Using Thermo-Calc I can quickly get an idea of the phase regions present (isothermally) by running a phase diagram calculation for a ternary. What appeals to me most about this is how fast the calculation is (as opposed to having to run ~5000 single eq calcs to get an idea of the phase regions). I have a vague understanding that behind the scenes Thermo-Calc is zeroing on each of the phase boundaries and so only has to do a limited number of calculations. In Thermo-Calc and TC-Python it only seems possible to do this for binary and ternary systems (e.g., using "with_phase_diagram_calculation()" in TC-Python it seems to only let me specify "with_first_axis" and "with_second_axis"). I guess they don't have this implemented because you can't easily visualize quaternaries, etc., but I am interested in still extracting the data relating to the phase regions/boundaries. So, my question is how can I extract this phase data using TC-Python for an arbitrary system of elements?

A secondary question I would be interested to hear an answer to is how exactly Thermo-Calc (or other CALPHAD implementations) calculate the phase region/boundary information so quickly.
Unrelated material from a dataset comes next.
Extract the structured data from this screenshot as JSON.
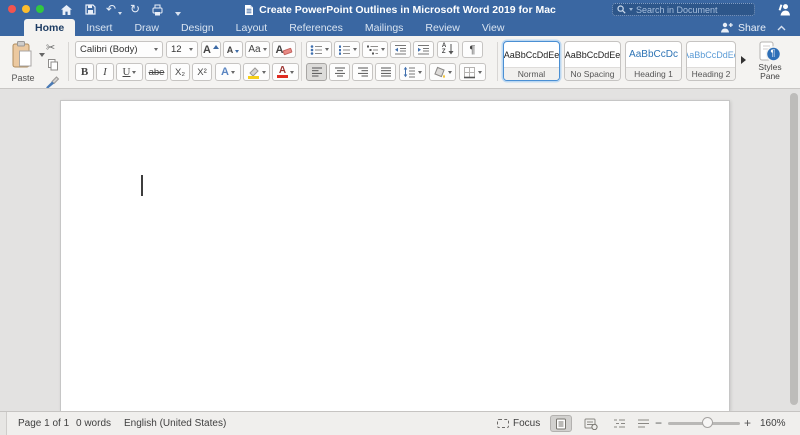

  • $\begingroup$ You could attempt fit analytical models to the free energy curves and then solve for an exact solution $\endgroup$
    – STP
    Commented Aug 21, 2023 at 21:22

1 Answer 1


I assume someone at TCSAB (which market Thermo-Calc) can answer this better but as I participated in developing TC a long time ago and now I work on a similar free software called OpenCalphad (I assume you use the version of TC which is free but limited to 3 elements). You can use OC for as many elements as you want PROVIDED you have a database with those elements. A good database is expensive because it takes a lot of efforts and many months to collect all the experimental data and fit these data to models even for a binary system. I worked with the Al-Fe system for more than a year before it could be published and a 10 component system has 45 binaries ... With OC there is also a python interface if you prefer that, you can find links to OpenCalphad easily on the web. But the limitation of the Calphad method is not the software, it is developing the databases which requires a lot of efforts. You may find some free databases of varying quality and accuracy on the web also but you are most welcome to participate in the development if you find them useful.